No border ~雨も月も…君との距離も~
9章 dirty pain
「 すげぇ~っ!翔平君っ!!
あの 国民的アイドルグループに提供した曲、CMになるんスねっ。」

タクが 興奮ぎみに 身をのり出す。

「 マジかぁ~! 翔平、スゲーーじゃん。
…………チューしたろかぁ~!(笑) 」

「 うわぁぁぁ~!やめろやぁ(笑)
アホぉーーーー!」

シンは、翔平の肩に腕を回して グッと鼻先を 近づける。

「 紗奈と……間接っ♡」 小声……弱。

シンの イタズラな流し目に、翔平は思わず 吹き出す。

「 お前……マジで……だるっ!(笑) 」

「 俺……してもいいっスよ。 シン君となら。」

「 ……………………。(固) 」(シン)

「 ………………言うたな……。」(翔平)

「 タク……ヤバっ! 引くぅーー(笑) 」(タケル)

タケルは やや引きつりぎみで 苦笑する。

「 でも……翔平君、やっぱスゲーッすね。
地方限定の結婚式場のCMとは 訳が違いますよ。
全国ネットですよ。
携帯のCMの曲って……
ヤバくないッスか~!」

「 あ~ぁ。……ったく、なんだよぉ。
翔平だけ BIGになっちまってっ!
お前……この前の ケンカで言ったセリフ、撤回しろよっ! マジ、うぜーよっ。(笑) 」

「 俺……なんか言ったっけ。」

「 “ 書いた詞が 売れたからって、調子にのるなっ”
って……」

シンは、翔平を真っ直ぐに 見据えた。

「 あれは…………。悪かったよ…。」

翔平は 少し気まずい表情を浮かべて BIG4のロビーの隅に置かれた灰皿で タバコを消した。
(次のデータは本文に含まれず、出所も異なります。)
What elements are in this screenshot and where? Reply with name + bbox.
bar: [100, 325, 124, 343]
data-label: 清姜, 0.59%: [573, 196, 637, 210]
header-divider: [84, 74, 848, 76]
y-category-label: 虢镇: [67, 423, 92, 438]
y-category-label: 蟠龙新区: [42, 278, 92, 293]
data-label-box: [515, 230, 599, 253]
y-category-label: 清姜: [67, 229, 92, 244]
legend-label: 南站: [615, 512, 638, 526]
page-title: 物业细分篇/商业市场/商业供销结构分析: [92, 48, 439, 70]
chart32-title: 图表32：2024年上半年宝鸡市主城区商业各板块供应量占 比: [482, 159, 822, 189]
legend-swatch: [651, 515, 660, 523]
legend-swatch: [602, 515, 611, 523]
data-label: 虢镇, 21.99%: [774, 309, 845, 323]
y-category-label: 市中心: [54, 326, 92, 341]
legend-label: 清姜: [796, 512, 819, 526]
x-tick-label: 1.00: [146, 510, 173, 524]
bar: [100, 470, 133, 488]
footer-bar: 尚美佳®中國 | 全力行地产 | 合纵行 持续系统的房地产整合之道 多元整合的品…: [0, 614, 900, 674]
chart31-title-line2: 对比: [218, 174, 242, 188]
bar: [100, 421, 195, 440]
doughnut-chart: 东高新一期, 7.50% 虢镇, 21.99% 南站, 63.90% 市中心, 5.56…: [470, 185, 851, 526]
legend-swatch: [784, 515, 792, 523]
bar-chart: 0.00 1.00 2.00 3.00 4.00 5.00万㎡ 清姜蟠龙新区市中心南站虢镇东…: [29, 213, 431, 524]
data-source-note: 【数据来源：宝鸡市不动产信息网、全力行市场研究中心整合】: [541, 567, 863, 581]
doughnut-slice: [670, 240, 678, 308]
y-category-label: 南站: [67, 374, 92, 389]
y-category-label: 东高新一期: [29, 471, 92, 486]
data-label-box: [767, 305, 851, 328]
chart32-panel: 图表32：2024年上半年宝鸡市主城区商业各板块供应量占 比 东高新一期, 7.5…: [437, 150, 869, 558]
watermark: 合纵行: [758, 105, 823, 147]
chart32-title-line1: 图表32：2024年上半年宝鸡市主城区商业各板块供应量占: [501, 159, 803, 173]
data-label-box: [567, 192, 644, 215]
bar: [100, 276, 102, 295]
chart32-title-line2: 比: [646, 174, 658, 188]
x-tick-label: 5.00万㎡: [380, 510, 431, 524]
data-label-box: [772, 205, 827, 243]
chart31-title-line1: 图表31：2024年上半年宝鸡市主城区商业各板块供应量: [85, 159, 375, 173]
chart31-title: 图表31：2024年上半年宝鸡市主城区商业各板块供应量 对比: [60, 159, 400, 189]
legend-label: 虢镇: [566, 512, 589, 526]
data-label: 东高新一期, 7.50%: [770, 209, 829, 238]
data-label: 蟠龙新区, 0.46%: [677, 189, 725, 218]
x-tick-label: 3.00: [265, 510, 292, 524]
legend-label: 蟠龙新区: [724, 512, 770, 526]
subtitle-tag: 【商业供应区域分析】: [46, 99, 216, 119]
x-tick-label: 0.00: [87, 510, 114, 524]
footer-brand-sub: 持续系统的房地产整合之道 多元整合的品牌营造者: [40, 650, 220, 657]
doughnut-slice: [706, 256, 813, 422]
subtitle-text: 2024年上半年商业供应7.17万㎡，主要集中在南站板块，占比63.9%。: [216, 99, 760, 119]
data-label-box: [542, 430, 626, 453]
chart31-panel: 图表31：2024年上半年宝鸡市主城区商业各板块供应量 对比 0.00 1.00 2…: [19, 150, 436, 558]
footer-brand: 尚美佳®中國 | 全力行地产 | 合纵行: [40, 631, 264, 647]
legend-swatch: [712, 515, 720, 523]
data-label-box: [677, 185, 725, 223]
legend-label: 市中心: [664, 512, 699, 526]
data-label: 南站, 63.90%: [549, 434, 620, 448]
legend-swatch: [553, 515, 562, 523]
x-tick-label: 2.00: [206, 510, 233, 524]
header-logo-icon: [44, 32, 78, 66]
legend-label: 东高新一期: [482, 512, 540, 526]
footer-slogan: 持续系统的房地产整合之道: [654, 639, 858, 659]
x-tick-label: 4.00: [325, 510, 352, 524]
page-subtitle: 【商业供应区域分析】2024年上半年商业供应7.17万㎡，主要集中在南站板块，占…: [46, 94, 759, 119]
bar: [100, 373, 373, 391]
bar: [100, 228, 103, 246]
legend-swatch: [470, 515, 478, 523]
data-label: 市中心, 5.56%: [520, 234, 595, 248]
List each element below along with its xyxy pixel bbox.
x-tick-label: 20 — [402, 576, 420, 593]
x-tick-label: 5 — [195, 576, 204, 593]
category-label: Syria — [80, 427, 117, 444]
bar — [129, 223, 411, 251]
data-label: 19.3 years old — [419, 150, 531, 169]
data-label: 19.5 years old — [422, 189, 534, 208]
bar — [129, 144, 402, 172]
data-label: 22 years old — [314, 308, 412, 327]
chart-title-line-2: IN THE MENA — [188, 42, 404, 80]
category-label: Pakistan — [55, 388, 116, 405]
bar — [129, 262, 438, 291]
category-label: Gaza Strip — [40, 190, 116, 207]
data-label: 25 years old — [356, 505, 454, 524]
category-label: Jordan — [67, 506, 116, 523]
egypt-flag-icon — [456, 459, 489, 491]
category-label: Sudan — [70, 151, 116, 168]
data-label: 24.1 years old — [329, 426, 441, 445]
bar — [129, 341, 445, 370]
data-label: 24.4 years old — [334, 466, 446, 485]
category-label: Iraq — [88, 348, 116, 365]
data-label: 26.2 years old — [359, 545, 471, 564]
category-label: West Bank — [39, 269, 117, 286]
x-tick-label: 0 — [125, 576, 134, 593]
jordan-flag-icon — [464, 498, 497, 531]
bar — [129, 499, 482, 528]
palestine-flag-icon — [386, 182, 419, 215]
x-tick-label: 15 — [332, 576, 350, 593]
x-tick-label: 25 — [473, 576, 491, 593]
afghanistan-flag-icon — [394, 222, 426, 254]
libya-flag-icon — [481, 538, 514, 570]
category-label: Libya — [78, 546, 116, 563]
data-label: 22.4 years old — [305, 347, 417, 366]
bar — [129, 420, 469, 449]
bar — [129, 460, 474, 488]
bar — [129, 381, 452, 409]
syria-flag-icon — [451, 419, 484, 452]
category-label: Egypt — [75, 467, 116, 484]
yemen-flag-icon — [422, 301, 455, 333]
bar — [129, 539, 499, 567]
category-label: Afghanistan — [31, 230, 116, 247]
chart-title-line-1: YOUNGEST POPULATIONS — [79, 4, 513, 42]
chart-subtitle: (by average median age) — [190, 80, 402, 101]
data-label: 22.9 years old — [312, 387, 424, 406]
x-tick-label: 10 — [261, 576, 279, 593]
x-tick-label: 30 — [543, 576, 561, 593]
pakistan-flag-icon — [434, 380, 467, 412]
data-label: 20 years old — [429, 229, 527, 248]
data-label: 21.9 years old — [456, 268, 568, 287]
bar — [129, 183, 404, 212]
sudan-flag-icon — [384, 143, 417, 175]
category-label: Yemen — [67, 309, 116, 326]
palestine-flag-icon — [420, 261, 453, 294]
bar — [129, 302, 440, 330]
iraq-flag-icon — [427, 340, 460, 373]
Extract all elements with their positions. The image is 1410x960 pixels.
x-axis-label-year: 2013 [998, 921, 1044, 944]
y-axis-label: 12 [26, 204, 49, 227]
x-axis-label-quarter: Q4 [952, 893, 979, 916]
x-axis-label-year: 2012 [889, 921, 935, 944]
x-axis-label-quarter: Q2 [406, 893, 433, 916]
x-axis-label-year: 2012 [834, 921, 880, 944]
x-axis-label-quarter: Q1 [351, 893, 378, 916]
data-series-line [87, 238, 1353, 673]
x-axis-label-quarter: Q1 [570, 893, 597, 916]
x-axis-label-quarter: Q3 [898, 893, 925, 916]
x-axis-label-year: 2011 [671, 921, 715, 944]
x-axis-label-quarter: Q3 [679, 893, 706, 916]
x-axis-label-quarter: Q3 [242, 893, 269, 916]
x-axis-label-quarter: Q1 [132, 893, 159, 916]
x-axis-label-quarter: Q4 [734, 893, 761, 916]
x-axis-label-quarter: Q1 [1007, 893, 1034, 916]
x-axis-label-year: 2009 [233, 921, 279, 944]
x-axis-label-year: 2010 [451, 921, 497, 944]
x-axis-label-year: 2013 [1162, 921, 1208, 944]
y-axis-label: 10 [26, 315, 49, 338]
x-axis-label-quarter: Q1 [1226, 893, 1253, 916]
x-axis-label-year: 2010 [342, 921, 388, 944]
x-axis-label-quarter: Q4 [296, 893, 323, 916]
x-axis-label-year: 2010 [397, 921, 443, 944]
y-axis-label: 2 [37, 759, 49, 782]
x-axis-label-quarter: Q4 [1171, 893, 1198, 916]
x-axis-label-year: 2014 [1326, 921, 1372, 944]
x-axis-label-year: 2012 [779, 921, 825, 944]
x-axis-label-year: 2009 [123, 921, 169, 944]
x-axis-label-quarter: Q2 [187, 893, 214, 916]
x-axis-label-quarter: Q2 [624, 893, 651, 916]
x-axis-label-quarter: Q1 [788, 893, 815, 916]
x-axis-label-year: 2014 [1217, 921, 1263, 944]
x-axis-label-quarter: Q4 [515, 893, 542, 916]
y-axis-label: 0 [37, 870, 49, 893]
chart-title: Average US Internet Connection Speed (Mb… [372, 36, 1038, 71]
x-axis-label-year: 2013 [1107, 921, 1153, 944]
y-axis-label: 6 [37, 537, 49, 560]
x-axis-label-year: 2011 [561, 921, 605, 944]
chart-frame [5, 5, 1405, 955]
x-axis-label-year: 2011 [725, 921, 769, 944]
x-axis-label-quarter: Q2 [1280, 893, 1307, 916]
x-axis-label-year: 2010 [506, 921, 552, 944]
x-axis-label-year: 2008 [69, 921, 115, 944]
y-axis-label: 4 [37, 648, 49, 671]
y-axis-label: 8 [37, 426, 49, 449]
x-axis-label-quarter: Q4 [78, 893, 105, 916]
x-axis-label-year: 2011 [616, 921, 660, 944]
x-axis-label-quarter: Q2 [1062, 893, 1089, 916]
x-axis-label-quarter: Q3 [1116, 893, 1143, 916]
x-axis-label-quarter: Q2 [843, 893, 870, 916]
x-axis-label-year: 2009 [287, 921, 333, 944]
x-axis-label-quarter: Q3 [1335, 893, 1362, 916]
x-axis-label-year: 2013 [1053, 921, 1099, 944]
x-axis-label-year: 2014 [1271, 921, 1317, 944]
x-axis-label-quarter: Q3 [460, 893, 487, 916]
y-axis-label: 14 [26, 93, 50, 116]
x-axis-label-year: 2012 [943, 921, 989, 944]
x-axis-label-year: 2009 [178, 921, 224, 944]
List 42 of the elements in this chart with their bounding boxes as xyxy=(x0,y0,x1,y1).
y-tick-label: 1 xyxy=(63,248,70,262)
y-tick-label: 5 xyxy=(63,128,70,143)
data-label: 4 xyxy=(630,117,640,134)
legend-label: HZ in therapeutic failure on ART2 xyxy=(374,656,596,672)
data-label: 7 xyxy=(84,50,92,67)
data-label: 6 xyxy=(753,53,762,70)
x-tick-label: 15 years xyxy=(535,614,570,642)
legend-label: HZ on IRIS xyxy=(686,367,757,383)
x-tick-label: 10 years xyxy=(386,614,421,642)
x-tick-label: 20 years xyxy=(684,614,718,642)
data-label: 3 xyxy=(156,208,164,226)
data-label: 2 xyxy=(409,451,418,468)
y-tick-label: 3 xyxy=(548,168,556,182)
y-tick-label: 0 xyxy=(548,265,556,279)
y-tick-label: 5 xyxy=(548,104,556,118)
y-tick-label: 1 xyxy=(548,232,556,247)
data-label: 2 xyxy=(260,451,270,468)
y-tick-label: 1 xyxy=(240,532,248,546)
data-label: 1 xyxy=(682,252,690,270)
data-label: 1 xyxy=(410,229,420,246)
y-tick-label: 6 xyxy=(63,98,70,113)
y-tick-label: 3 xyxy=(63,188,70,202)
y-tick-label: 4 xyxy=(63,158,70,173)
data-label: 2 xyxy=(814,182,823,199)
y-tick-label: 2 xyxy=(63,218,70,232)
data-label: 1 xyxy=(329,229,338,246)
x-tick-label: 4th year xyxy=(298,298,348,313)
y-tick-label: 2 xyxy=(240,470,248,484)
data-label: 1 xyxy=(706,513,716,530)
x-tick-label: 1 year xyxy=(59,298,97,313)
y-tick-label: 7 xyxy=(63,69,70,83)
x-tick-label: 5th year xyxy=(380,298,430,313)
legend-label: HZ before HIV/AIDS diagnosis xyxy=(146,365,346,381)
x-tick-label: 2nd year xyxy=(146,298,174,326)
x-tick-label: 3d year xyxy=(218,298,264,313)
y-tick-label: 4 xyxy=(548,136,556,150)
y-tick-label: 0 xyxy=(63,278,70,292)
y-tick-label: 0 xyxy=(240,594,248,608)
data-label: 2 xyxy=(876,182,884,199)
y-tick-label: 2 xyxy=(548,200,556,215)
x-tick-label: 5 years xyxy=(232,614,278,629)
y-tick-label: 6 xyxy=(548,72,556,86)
シンが 小さく笑うと 翔平も笑いながら、シンの肩を ど突いた。

「 しょーがねぇから…聞かなかったことにしてやるよっ!(笑) 」

「 うぜぇーーーよっ(笑) 」

「 でもさぁ。翔平の才能も もちろんなんだけど、洋介さんの 力も大きいんだよね。」

タケルは そう言うと 長椅子にトスンと座って 軽く肩を回したり…頭の上で腕を 伸ばしたりする。